Tools of the trade: Registrar’s Committee & PastPerfect pencils, plus the official MAP handbook

So what did I do on my assessment? First, I met with the museum Director to find out if there were any problems or concerns that stood out. This could be anything from staffing issues and security concerns, to HVAC and expansion, or and the quality of their programs. Next I took a full tour of the museum. That meant from that attic down to the basement I got to go in and see every nook and cranny, closet and floorboard, and the museum grounds—as well as the galleries and public spaces.  Then it was into collections storage — the main thrust of my assessment! I was given a pair of white gloves in order to handle the artifacts, but I asked the registrar to do most of the object handling for me (which took a bit of restraint on my end.) And of course I poked around in their database to make sure that everything was cataloged properly.

Why yes, that is a pair of white gloves conveniently tucked into my belt. The Burke Brise Soleil , a moveable sunscreen, is one of the highlights of the Milwaukee Art Museum.

I also met with the board members of the Museum to see what their perception of the museum was and to understand their plans were for the museum. The board also had a lot of questions for me: How was I qualified to assess them? How many assessments have I done before? How are they doing? In order, the answers are:  1) Anyone with 5 years of museum experience including extracurricular experience in the field (such as sitting on a board, being involved in an association, presenting/publishing, etc.) can apply by submitting their resume to MAP, identifying areas of specialty, and then waiting.  Why wait? Generally, there are more assessors than there are museums asking for assessment. Once museums turn in their self-study evaluation the MAP creates a list of several candidates who would be appropriate to assess the museum. The Museum then ranks the assessors in order of preference (usually based on relevant experience) and the MAP team makes an offer. 2) This is my first official assessment as a MAP Peer Reviewer but taking behind-the-scenes tours of museums as a major part of the JMM internship (and staff development) program. 3) You can read all about it in my final report!

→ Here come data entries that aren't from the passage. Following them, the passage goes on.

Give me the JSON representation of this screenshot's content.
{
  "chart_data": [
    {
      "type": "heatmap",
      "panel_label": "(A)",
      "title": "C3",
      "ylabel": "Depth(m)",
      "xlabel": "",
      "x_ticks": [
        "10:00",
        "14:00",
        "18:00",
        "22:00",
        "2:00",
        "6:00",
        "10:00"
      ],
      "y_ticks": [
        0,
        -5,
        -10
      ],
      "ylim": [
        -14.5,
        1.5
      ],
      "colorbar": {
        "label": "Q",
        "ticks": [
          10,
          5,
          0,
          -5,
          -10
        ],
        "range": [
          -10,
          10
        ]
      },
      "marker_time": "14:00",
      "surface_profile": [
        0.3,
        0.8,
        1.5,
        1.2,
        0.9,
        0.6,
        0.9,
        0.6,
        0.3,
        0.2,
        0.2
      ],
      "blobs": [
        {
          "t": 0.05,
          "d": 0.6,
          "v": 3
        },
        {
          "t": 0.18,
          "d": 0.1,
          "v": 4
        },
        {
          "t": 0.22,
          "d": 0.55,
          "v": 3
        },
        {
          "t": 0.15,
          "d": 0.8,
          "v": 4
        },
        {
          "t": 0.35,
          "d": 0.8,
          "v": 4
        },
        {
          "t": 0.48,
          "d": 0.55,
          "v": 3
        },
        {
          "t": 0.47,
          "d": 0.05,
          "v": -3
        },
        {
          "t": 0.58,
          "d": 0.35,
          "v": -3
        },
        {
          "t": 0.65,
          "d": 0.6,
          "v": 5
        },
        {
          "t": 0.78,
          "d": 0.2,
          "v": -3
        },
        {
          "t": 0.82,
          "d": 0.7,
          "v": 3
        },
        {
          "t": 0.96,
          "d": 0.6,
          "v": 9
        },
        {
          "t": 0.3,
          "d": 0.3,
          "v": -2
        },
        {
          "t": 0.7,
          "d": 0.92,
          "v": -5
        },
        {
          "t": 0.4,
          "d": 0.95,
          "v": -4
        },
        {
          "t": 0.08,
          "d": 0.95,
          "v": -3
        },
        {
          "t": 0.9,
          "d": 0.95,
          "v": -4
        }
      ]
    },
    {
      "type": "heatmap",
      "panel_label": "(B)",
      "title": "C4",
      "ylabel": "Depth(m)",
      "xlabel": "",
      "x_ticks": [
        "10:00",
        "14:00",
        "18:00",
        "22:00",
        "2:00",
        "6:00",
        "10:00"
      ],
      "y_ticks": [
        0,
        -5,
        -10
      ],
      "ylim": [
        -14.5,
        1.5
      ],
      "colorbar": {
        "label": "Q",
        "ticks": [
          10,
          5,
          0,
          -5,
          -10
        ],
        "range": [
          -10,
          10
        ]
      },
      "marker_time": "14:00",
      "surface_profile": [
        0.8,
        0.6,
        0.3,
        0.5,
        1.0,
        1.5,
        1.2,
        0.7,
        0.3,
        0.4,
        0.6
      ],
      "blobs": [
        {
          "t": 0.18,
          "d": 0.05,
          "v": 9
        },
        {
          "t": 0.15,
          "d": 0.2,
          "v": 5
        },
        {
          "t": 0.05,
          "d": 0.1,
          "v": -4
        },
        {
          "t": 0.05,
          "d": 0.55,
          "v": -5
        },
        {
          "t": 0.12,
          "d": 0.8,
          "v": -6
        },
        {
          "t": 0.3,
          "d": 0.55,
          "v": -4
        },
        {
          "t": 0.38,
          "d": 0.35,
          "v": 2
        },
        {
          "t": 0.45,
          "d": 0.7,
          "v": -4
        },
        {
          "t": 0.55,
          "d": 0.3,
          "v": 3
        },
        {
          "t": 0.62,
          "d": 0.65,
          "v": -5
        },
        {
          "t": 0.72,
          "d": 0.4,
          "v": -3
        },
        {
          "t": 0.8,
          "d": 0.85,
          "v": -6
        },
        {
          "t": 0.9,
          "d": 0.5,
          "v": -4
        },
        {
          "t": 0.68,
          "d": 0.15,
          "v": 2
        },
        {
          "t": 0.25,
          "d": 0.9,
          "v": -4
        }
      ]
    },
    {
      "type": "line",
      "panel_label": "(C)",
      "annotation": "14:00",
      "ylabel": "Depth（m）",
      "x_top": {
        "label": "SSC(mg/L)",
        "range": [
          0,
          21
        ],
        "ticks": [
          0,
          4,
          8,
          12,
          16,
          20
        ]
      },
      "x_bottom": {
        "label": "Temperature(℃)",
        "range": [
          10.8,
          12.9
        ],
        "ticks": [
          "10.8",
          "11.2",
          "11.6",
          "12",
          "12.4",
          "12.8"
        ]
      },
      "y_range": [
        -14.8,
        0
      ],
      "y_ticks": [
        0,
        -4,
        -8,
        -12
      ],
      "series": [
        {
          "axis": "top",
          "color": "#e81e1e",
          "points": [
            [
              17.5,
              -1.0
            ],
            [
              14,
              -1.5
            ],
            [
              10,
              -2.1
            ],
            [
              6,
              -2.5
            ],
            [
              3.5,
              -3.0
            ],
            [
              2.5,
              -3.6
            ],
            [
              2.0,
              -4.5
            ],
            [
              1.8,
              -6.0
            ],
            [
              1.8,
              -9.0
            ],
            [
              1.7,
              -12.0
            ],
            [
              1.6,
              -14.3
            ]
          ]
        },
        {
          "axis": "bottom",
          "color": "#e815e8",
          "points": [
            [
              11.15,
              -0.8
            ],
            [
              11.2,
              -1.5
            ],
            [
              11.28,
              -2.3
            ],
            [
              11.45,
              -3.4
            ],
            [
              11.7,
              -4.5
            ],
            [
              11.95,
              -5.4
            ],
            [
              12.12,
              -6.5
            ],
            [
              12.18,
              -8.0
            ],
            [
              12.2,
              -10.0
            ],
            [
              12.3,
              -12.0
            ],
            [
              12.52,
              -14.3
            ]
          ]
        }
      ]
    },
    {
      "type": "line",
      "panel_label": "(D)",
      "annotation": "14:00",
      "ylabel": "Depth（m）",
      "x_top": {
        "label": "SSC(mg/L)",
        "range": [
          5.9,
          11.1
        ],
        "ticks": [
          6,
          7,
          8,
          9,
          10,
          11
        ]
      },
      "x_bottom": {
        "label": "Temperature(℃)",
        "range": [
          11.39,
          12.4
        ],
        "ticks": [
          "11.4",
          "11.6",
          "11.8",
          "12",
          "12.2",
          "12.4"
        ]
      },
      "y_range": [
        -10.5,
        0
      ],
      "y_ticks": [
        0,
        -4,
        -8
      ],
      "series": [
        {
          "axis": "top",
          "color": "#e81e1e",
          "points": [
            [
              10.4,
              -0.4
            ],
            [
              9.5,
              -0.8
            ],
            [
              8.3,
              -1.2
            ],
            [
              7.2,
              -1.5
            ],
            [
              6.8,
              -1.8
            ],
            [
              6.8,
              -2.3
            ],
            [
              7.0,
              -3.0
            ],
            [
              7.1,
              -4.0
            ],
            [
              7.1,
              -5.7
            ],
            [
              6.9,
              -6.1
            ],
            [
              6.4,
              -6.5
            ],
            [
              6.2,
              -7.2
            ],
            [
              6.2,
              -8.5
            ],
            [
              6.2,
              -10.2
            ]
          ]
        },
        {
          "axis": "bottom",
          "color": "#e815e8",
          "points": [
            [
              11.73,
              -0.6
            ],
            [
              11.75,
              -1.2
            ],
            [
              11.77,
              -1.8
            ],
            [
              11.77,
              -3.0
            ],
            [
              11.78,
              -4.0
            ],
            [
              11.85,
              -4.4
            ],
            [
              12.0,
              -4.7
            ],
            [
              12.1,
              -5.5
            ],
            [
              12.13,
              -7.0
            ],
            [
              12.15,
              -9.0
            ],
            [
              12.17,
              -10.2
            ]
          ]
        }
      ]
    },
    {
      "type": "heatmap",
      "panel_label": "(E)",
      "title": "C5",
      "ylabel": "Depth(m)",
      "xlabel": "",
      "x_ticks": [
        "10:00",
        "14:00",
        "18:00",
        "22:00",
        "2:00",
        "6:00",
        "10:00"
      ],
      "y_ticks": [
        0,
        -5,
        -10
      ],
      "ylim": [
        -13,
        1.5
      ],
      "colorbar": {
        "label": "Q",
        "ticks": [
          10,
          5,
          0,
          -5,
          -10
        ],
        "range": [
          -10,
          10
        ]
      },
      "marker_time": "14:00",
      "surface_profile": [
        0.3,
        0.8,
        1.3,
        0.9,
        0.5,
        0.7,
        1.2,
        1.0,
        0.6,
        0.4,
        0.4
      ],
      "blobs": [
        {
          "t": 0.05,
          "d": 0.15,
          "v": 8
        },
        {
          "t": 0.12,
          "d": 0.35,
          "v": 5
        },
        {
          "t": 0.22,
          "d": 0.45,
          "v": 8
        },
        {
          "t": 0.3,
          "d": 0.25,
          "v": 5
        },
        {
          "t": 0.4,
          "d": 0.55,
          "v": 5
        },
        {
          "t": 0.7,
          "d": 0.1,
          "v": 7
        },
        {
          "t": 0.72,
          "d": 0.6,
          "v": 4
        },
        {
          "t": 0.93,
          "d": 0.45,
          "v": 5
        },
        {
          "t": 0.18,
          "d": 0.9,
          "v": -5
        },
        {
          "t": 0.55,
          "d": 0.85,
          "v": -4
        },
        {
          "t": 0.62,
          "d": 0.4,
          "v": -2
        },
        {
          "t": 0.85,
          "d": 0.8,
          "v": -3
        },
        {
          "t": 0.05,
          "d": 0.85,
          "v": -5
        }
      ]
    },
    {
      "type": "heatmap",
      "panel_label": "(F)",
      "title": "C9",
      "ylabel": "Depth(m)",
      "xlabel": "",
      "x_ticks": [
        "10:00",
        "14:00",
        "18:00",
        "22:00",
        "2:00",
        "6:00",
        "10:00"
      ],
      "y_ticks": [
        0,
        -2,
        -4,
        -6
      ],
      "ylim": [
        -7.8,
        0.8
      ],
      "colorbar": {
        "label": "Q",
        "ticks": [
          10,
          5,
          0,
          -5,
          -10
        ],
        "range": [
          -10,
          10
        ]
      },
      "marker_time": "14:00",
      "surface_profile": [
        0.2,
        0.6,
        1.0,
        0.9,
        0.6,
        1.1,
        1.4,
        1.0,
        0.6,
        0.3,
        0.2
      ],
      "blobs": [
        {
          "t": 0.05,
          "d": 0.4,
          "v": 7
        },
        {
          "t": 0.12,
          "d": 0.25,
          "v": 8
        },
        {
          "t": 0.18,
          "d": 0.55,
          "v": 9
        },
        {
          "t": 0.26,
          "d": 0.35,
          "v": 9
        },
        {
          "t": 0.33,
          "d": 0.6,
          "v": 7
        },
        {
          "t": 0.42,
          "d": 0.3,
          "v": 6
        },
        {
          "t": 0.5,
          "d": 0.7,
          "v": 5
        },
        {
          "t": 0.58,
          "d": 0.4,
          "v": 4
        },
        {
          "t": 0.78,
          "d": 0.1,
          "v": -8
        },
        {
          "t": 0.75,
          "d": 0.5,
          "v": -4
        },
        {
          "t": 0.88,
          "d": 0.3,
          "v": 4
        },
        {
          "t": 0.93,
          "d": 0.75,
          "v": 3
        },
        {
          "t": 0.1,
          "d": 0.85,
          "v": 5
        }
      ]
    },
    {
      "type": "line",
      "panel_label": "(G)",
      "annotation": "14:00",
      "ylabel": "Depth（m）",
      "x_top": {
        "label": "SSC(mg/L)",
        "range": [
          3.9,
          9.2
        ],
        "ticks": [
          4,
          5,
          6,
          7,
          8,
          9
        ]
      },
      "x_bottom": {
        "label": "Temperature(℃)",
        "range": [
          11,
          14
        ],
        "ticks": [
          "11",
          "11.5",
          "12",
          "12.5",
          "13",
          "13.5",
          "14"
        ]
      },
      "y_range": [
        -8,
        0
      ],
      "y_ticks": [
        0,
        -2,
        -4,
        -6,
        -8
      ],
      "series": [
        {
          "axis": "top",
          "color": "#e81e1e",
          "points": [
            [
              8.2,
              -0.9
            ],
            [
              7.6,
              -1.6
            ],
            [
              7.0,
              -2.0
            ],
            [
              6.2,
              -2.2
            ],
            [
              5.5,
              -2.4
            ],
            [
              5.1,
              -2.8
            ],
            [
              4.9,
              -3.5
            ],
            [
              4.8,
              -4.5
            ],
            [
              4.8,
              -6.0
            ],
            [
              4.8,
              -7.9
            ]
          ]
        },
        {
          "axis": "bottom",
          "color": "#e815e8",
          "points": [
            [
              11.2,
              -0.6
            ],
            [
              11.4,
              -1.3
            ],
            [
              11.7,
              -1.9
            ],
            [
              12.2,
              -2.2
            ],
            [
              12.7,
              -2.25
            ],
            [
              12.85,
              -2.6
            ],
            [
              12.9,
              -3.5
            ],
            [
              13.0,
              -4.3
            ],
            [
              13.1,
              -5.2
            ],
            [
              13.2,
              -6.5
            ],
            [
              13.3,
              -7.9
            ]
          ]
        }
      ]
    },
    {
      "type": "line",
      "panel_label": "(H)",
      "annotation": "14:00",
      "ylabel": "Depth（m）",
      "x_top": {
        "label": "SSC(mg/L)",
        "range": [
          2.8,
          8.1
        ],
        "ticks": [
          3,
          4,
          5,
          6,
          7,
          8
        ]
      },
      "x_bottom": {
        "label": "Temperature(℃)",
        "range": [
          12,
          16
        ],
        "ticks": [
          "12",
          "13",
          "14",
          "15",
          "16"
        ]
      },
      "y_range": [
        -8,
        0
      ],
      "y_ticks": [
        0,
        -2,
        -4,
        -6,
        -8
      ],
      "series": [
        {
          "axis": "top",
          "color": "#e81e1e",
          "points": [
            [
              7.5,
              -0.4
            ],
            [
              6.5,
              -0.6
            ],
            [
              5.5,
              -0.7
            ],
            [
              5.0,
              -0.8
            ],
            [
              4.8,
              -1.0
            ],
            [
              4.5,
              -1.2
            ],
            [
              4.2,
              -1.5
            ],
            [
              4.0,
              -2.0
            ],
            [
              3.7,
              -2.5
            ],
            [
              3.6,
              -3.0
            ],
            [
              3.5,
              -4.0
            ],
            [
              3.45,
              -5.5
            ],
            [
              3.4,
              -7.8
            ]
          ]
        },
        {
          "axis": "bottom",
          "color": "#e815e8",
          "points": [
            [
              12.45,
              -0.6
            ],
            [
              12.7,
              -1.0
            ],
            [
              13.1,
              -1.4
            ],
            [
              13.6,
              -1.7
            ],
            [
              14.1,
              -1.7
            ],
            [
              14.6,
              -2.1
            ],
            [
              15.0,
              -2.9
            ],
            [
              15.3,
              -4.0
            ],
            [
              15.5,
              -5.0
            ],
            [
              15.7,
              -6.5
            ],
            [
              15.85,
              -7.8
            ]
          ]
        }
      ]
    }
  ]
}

Speaking of reports, in addition to a 1-2 day site visit, the reviewer has to complete their report and assessment within 30 days. The report details my observations about the Museum, confirms that the answers provided in the self-study are accurate, and provides tangible, actionable suggestions for improvement. Writing the report is a bit daunting, but MAP provides a template to follow and I can consult my notes and the self-study. Once I submit the report, my work is officially done. It will be up to the Museum to implement the changes and improvements that I recommend. Fortunately for them, there is no deadline.

Once all of the on-site work was done, I went out and explored a bit of Milwaukee.

Summerfest is the World’s Largest Music festival: an 11-day concert event at the Waterfront Park.

Milwaukee Art Museum is an architectural experience as well as a trove of art. I loved the Toulouse-Lautrec poster exhibition and came back to see their permanent collection.

I always make a point of finding the Mark di Suervo piece in any city that I visit.

Did you know Israeli Prime Minister Golda Meir was from Milwaukee? I learned that at the Milwaukee Jewish Museum. Also, The Settlement Cook Book was first published in Milwaukee.

The original Pabst Pavillion created for the 1893 Chicago World’s Exposition is now part of the Pabst mansion,

though the stained glass inside reflects its time as the chapel for the Archdiocese of Milwaukee.

Follow up the Pabst Mansion tour with a Best Place Brewery tour (ticket combo pack available!) and see where Pabst was brewed.

Or try some of the beer offerings at any of the local brew pubs.